What really makes Vital Signs stand out is the fact that it doesn't just monitor Visa's environment; it also monitors the environments of its partners. Quinlan explains: "It looks out to external participants to detect problems around the edge of our network and advise our partners when they are potentially experiencing issues."
Doing so allows Visa to protect not just its IT footprint, but rather its entire ecosystem. If a credit card issuer is experiencing a serious performance issue, Visa can have its network perform authorizations on behalf of the bank rather than having to cancel transactions, which is obviously bad for business. Some companies, says Quinlan, have Visa handle approval of small transactions that occur during peaks in their network traffic, rather than building their own infrastructures to accommodate those traffic spikes.
Naturally, as this occurs, Vital Signs is assessing the risk presented by all of these scenarios. "It's instrumented all the way down, not just for performance, but from a security perspective," says Quinlan.
Looking to the Future
As companies like Visa and Advance have learned, how well a company monitors its infrastructure will go a long way toward determining how innovative and forward-thinking it can be. Among the benefits Gartner's Fletcher says infrastructure monitoring delivers are faster resolution of issues, improved quality of service, cost avoidance and, perhaps most important, huge savings of staff time that can then be devoted to revenue-generating activities.
"It doesn't get any more core than infrastructure monitoring," Fletcher says. "If you don't automate this core function, you don't have time to ever get to rethinking your architecture or rolling out a new application.
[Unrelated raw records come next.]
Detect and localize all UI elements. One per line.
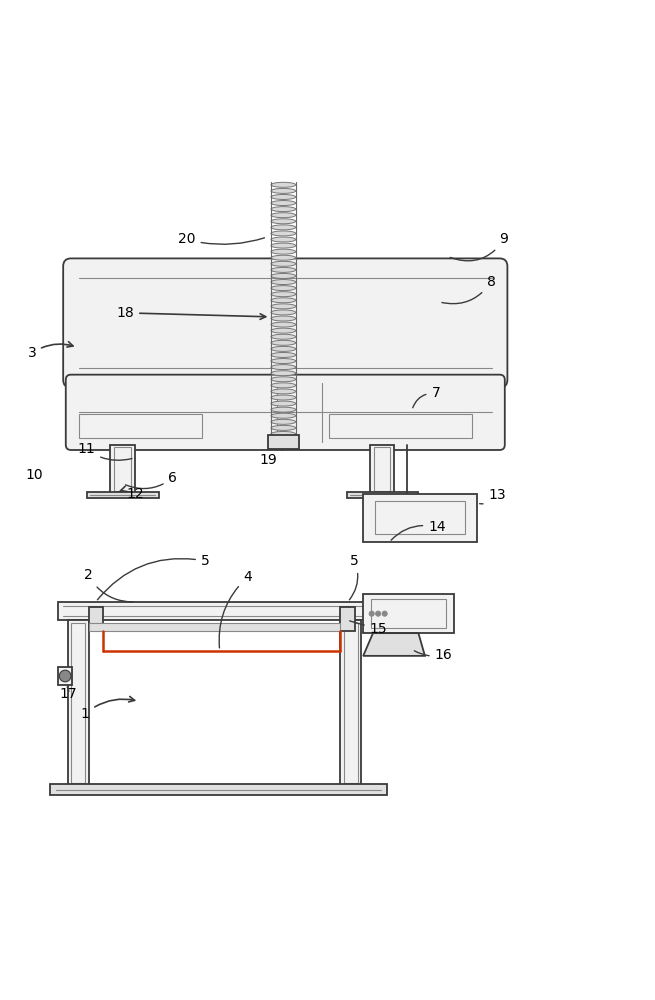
Circle shape bbox=[369, 611, 374, 616]
Bar bbox=[67, 620, 88, 786]
Text: 9: 9 bbox=[450, 232, 508, 261]
Ellipse shape bbox=[271, 425, 295, 430]
Polygon shape bbox=[364, 633, 425, 656]
Text: 19: 19 bbox=[259, 449, 284, 467]
Bar bbox=[364, 494, 477, 542]
Text: 14: 14 bbox=[391, 520, 446, 540]
Bar bbox=[58, 602, 428, 620]
Ellipse shape bbox=[271, 352, 295, 357]
Bar bbox=[364, 594, 454, 633]
Ellipse shape bbox=[271, 377, 295, 382]
Ellipse shape bbox=[271, 280, 295, 285]
Text: 11: 11 bbox=[77, 442, 132, 460]
Bar bbox=[341, 620, 362, 786]
Text: 16: 16 bbox=[415, 648, 453, 662]
Text: 5: 5 bbox=[98, 554, 210, 600]
Ellipse shape bbox=[271, 255, 295, 260]
Ellipse shape bbox=[271, 201, 295, 206]
Ellipse shape bbox=[271, 334, 295, 339]
Ellipse shape bbox=[271, 346, 295, 351]
Text: 2: 2 bbox=[84, 568, 133, 602]
Circle shape bbox=[382, 611, 387, 616]
Ellipse shape bbox=[271, 322, 295, 327]
Ellipse shape bbox=[271, 249, 295, 254]
Bar bbox=[110, 445, 135, 494]
Text: 15: 15 bbox=[350, 621, 387, 636]
Bar bbox=[114, 447, 131, 491]
Ellipse shape bbox=[271, 243, 295, 248]
Ellipse shape bbox=[271, 413, 295, 418]
Bar bbox=[58, 667, 72, 685]
Ellipse shape bbox=[271, 231, 295, 236]
Text: 7: 7 bbox=[413, 386, 440, 408]
Ellipse shape bbox=[271, 395, 295, 400]
Bar bbox=[369, 445, 394, 494]
Bar bbox=[344, 623, 358, 783]
Bar bbox=[268, 435, 299, 449]
Ellipse shape bbox=[271, 219, 295, 224]
Text: 17: 17 bbox=[60, 687, 77, 701]
Ellipse shape bbox=[271, 316, 295, 321]
Bar bbox=[87, 492, 159, 498]
Bar bbox=[371, 599, 446, 628]
Ellipse shape bbox=[271, 407, 295, 412]
Ellipse shape bbox=[271, 340, 295, 345]
Ellipse shape bbox=[271, 213, 295, 218]
FancyBboxPatch shape bbox=[66, 375, 505, 450]
Ellipse shape bbox=[271, 310, 295, 315]
Text: 4: 4 bbox=[219, 570, 252, 648]
Bar bbox=[50, 784, 387, 795]
Text: 13: 13 bbox=[479, 488, 506, 504]
Ellipse shape bbox=[271, 383, 295, 388]
Ellipse shape bbox=[271, 273, 295, 278]
Ellipse shape bbox=[271, 292, 295, 297]
Ellipse shape bbox=[271, 207, 295, 212]
Ellipse shape bbox=[271, 365, 295, 370]
Text: 20: 20 bbox=[178, 232, 265, 246]
Ellipse shape bbox=[271, 419, 295, 424]
Ellipse shape bbox=[271, 267, 295, 272]
Circle shape bbox=[60, 670, 71, 682]
Ellipse shape bbox=[271, 401, 295, 406]
Bar bbox=[88, 623, 341, 631]
Ellipse shape bbox=[271, 359, 295, 364]
Bar bbox=[329, 414, 472, 438]
Text: 12: 12 bbox=[121, 486, 144, 501]
Ellipse shape bbox=[271, 328, 295, 333]
Text: 6: 6 bbox=[126, 471, 178, 489]
Ellipse shape bbox=[271, 194, 295, 199]
Ellipse shape bbox=[271, 304, 295, 309]
Bar bbox=[79, 414, 202, 438]
Ellipse shape bbox=[271, 389, 295, 394]
Ellipse shape bbox=[271, 225, 295, 230]
Text: 8: 8 bbox=[442, 275, 495, 304]
Ellipse shape bbox=[271, 188, 295, 193]
Bar bbox=[347, 492, 419, 498]
Bar bbox=[88, 607, 103, 631]
Text: 5: 5 bbox=[349, 554, 359, 600]
Text: 1: 1 bbox=[81, 696, 135, 721]
Ellipse shape bbox=[271, 286, 295, 291]
Bar bbox=[388, 496, 425, 501]
Text: 3: 3 bbox=[28, 342, 73, 360]
Bar bbox=[373, 447, 390, 491]
FancyBboxPatch shape bbox=[63, 258, 508, 388]
Ellipse shape bbox=[271, 182, 295, 187]
Circle shape bbox=[375, 611, 381, 616]
Ellipse shape bbox=[271, 298, 295, 303]
Text: 10: 10 bbox=[26, 468, 43, 482]
Ellipse shape bbox=[271, 371, 295, 376]
Bar bbox=[341, 607, 355, 631]
Text: 18: 18 bbox=[117, 306, 266, 320]
Bar bbox=[375, 501, 465, 534]
Bar bbox=[71, 623, 85, 783]
Ellipse shape bbox=[271, 237, 295, 242]
Ellipse shape bbox=[271, 261, 295, 266]
Ellipse shape bbox=[271, 431, 295, 436]
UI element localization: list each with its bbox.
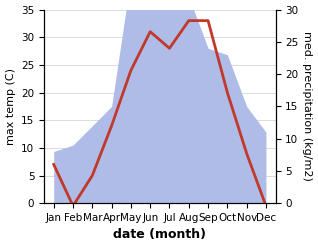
Y-axis label: max temp (C): max temp (C) — [5, 68, 16, 145]
Y-axis label: med. precipitation (kg/m2): med. precipitation (kg/m2) — [302, 31, 313, 181]
X-axis label: date (month): date (month) — [113, 228, 206, 242]
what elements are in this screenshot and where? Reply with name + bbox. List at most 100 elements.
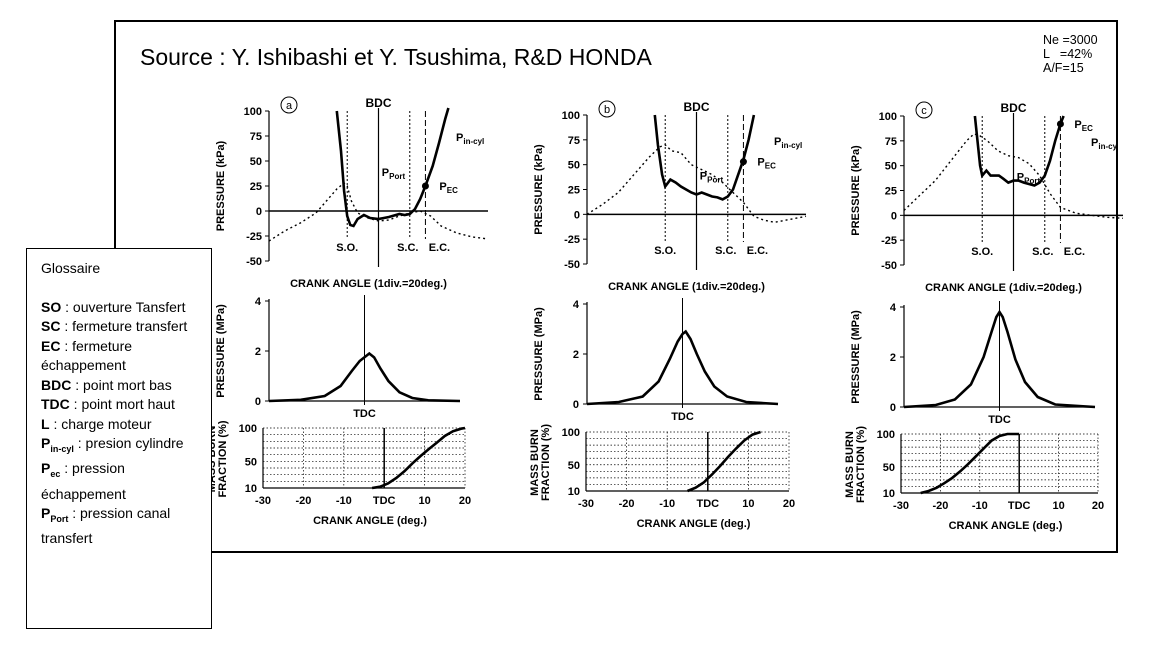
xtick-label-mbf-a: -10 [336,495,352,507]
xtick-label-mbf-a: -20 [295,495,311,507]
xtick-label-mbf-c: -10 [972,500,988,512]
ytick-label-mbf-b: 100 [562,427,580,439]
ytick-label-kpa-c: -25 [881,235,897,247]
glossary-entry-pec: Pec : pression échappement [41,459,203,504]
sc-label-a: S.C. [397,242,418,254]
ytick-label-mpa-b: 4 [573,299,580,311]
bdc-label-a: BDC [366,96,392,110]
ylabel-mbf1-c: MASS BURN [844,431,856,498]
pincyl-label-b: Pin-cyl [774,136,802,150]
pec-point-c [1056,120,1064,128]
glossary-term: SO [41,298,62,315]
glossary-def: : charge moteur [49,415,152,432]
glossary-sub: ec [50,469,61,480]
sc-label-b: S.C. [715,245,736,257]
xtick-label-mbf-c: 10 [1052,500,1064,512]
glossary-entry-pport: PPort : pression canal transfert [41,504,203,549]
panel-letter-c: c [921,105,927,117]
ytick-label-kpa-c: 75 [885,136,897,148]
glossary-term: EC [41,337,61,354]
glossary-entry-bdc: BDC : point mort bas [41,376,203,396]
glossary-term: P [41,460,51,477]
ylabel-kpa-b: PRESSURE (kPa) [533,144,545,235]
ytick-label-mbf-a: 100 [239,423,257,435]
pport-label-c: PPort [1017,172,1041,186]
glossary-def: : pression échappement [41,460,126,502]
ylabel-mpa-b: PRESSURE (MPa) [533,307,545,401]
glossary-box: Glossaire SO : ouverture Tansfert SC : f… [26,248,212,629]
ylabel-mbf1-b: MASS BURN [529,429,541,496]
pec-point-b [739,158,747,166]
pec-point-a [421,182,429,190]
pport-label-a: PPort [382,167,406,181]
ytick-label-kpa-a: 75 [250,131,262,143]
ytick-label-mbf-a: 50 [245,456,257,468]
pec-label-c: PEC [1074,119,1093,133]
ytick-label-kpa-b: -25 [564,234,580,246]
glossary-term: P [41,435,51,451]
ytick-label-kpa-c: -50 [881,260,897,272]
source-caption: Source : Y. Ishibashi et Y. Tsushima, R&… [140,44,652,70]
xlabel-crank-div-c: CRANK ANGLE (1div.=20deg.) [925,282,1082,294]
xtick-label-mbf-c: TDC [1008,500,1031,512]
tdc-label-mpa-c: TDC [988,414,1011,426]
glossary-entry-tdc: TDC : point mort haut [41,395,203,415]
xlabel-crank-deg-a: CRANK ANGLE (deg.) [313,515,427,527]
ylabel-kpa-a: PRESSURE (kPa) [215,140,227,231]
ytick-label-mpa-a: 2 [255,346,261,358]
ytick-label-kpa-a: 0 [256,206,262,218]
glossary-def: : ouverture Tansfert [61,298,186,315]
ylabel-mbf2-a: FRACTION (%) [217,420,229,497]
ytick-label-kpa-a: -50 [246,256,262,268]
glossary-entry-so: SO : ouverture Tansfert [41,298,203,318]
glossary-term: SC [41,318,61,334]
ec-label-c: E.C. [1064,246,1085,258]
glossary-entry-pincyl: Pin-cyl : presion cylindre [41,434,203,459]
pec-label-a: PEC [439,181,458,195]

More often than not, how well you do this determines how many resources you have that you can dedicate to new things."
Companies with more mature monitoring setups can take things a step further by measuring the impact incidents have on productivity. For instance, says Fletcher, a small percentage of companies take a weighted percentage of their labor costs, compare it against the average length of their failures, and determine how many employee hours they're losing during outages so they can work on minimizing that impact.
And there's more: Fletcher says that without effective infrastructure monitoring, companies can't get the full value of their investments in more advanced tools, such as application monitoring. "You need something that is at least giving you an idea of what exactly is having an issue and as much info as possible about that issue," he says.
Advance Auto Parts' Paine is getting a clearer picture these days because of technologies like OpNet's. He says it wasn't long ago that he was only concerned with monitoring the network's behavior, not its actual traffic. But that's not enough anymore.
"We need to know what's going on with these networks," he says. "One poorly behaved application can wreak havoc on everything on the network."
Still, no matter how much insight today's monitoring tools provide to Paine, he knows he needs to stay proactive—ready to constantly up the ante with new monitoring technologies as Advance's network performance becomes more important to the success of the business.
"It's a moving target," he says. "There's no saying, okay, we've done it. Once a company does that, it ends up obsolete in a year and a half."